Elle ne céderait pas. Elle se mit à prier la Vierge. Elle ne cesserait pas un instant de prier, cela l’empêcherait de penser à la maison, car si elle y pensait, le diable aurait des chances de réussir son coup.

Elle pria, pria, tous les mystères du Rosaire y passèrent. Mais elle ne se sentait pas mieux. Le soir, la religieuse inquiète, prit sa température. Le thermomètre monta avec exagération. En lui parlant, la supérieure, sans qu’il y parût, lui arrachait le récit de toute sa vie. Cette jeune fille sûrement, n’était pas en perdition dans le monde.

La température persista. Le médecin fut appelé. Anne-Marie priait toujours. C’était le diable qui la rendait malade. Et lorsque, enfin, elle avait réussi à accepter sa vocation, à tout quitter !

Les quatre jours passèrent. Les autres postulantes arrivèrent et sans Anne-Marie entrèrent dans la clôture.

Le lendemain, la bonne mère l’apprit à Anne-Marie. Puis elle ajouta :

— J’ai réfléchi à votre cas. Quand vous serez rétablie, vous retournerez chez vous. Si plus tard, l’appel de Dieu se répète, revenez.
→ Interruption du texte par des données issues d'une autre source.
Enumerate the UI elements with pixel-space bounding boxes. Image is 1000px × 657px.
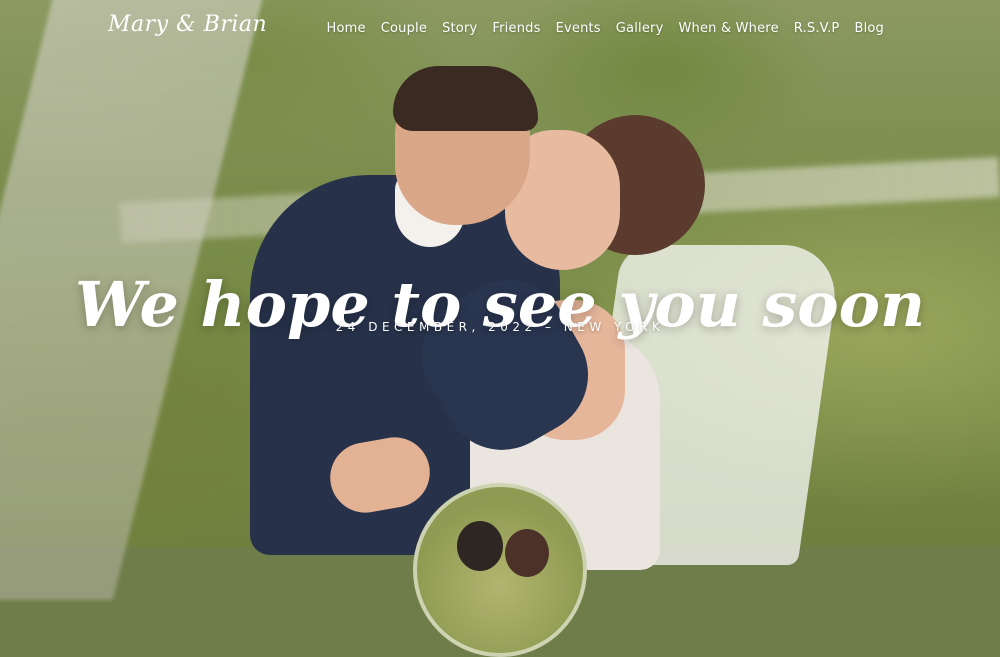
main-nav: Home Couple Story Friends Events Gallery… (327, 21, 884, 36)
nav-item-friends[interactable]: Friends (492, 21, 540, 36)
top-navbar: Mary & Brian Home Couple Story Friends E… (0, 0, 1000, 60)
nav-item-home[interactable]: Home (327, 21, 366, 36)
nav-item-rsvp[interactable]: R.S.V.P (794, 21, 840, 36)
nav-item-gallery[interactable]: Gallery (616, 21, 664, 36)
groom-hair-shape (393, 66, 538, 131)
nav-item-when-where[interactable]: When & Where (678, 21, 778, 36)
hero-subtitle: 24 DECEMBER, 2022 – NEW YORK (335, 320, 665, 334)
nav-item-couple[interactable]: Couple (381, 21, 427, 36)
site-logo[interactable]: Mary & Brian (108, 12, 267, 37)
nav-item-events[interactable]: Events (556, 21, 601, 36)
couple-circle-photo (413, 483, 587, 657)
nav-item-story[interactable]: Story (442, 21, 477, 36)
nav-item-blog[interactable]: Blog (854, 21, 884, 36)
mini-photo-groom-shape (457, 521, 503, 571)
mini-photo-bride-shape (505, 529, 549, 577)
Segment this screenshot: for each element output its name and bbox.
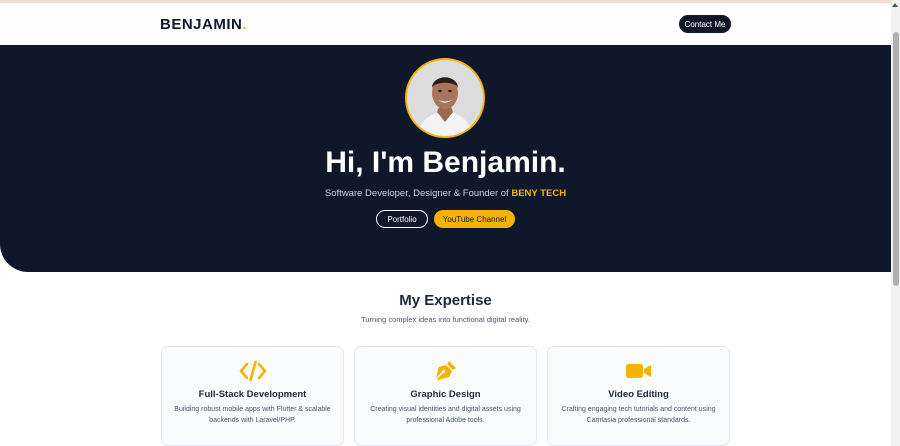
contact-button[interactable]: Contact Me xyxy=(679,15,731,33)
expertise-subtitle: Turning complex ideas into functional di… xyxy=(361,315,530,324)
card-title: Full-Stack Development xyxy=(198,389,307,400)
card-description: Building robust mobile apps with Flutter… xyxy=(174,406,331,424)
logo-text: BENJAMIN xyxy=(160,16,243,33)
page-scrollbar[interactable] xyxy=(891,0,900,446)
card-description: Creating visual identities and digital a… xyxy=(370,406,521,424)
scrollbar-thumb[interactable] xyxy=(892,32,899,286)
profile-avatar xyxy=(405,58,485,138)
card-description: Crafting engaging tech tutorials and con… xyxy=(561,406,716,424)
logo-dot: . xyxy=(242,16,248,33)
expertise-card-graphic-design: Graphic Design Creating visual identitie… xyxy=(354,346,537,446)
brand-name: BENY TECH xyxy=(511,188,567,199)
scroll-up-arrow-icon[interactable] xyxy=(892,3,898,7)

Mais en ce moment, c’est de repos que vous avez besoin.

Les yeux bleus s’agrandirent sous les longs cils noirs ; la petite lampe qui depuis quelques jours fumait, s’y ralluma, le sourire devint radieux.

— Oh ! Mère !

— Oui, mon enfant. Je télégraphie à votre oncle.

La dépêche partit. La fièvre disparut. L’oncle arriva. Anne-Marie était mieux. L’automne n’était plus froid.

Pendant le trajet de retour, sur la banquette avec l’oncle-abbé, bavardant, s’informant de tout, Anne-Marie se sentit heureuse comme si la porte du ciel allait s’ouvrir.

Ce fut la porte de la maison qui s’ouvrit sous la poussée enthousiaste des enfants.

— Anne-Marie est revenue ! Anne-Marie est revenue !

Ils dansaient, lançaient leurs tuques et leurs mitaines au plafond, dansaient encore et se pendaient au cou de la grande sœur retrouvée.

Quant à l’oncle-abbé, il n’avait plus la tête cachée dans l’armoire, il n’y cherchait plus rien, mais il pleurait quand même. Des larmes de joie coulaient sur ses joues, mouillant son sourire.

Anne-Marie, Anne-Marie était revenue… La petite lampe de ses yeux bleus éclairerait de nouveau le foyer.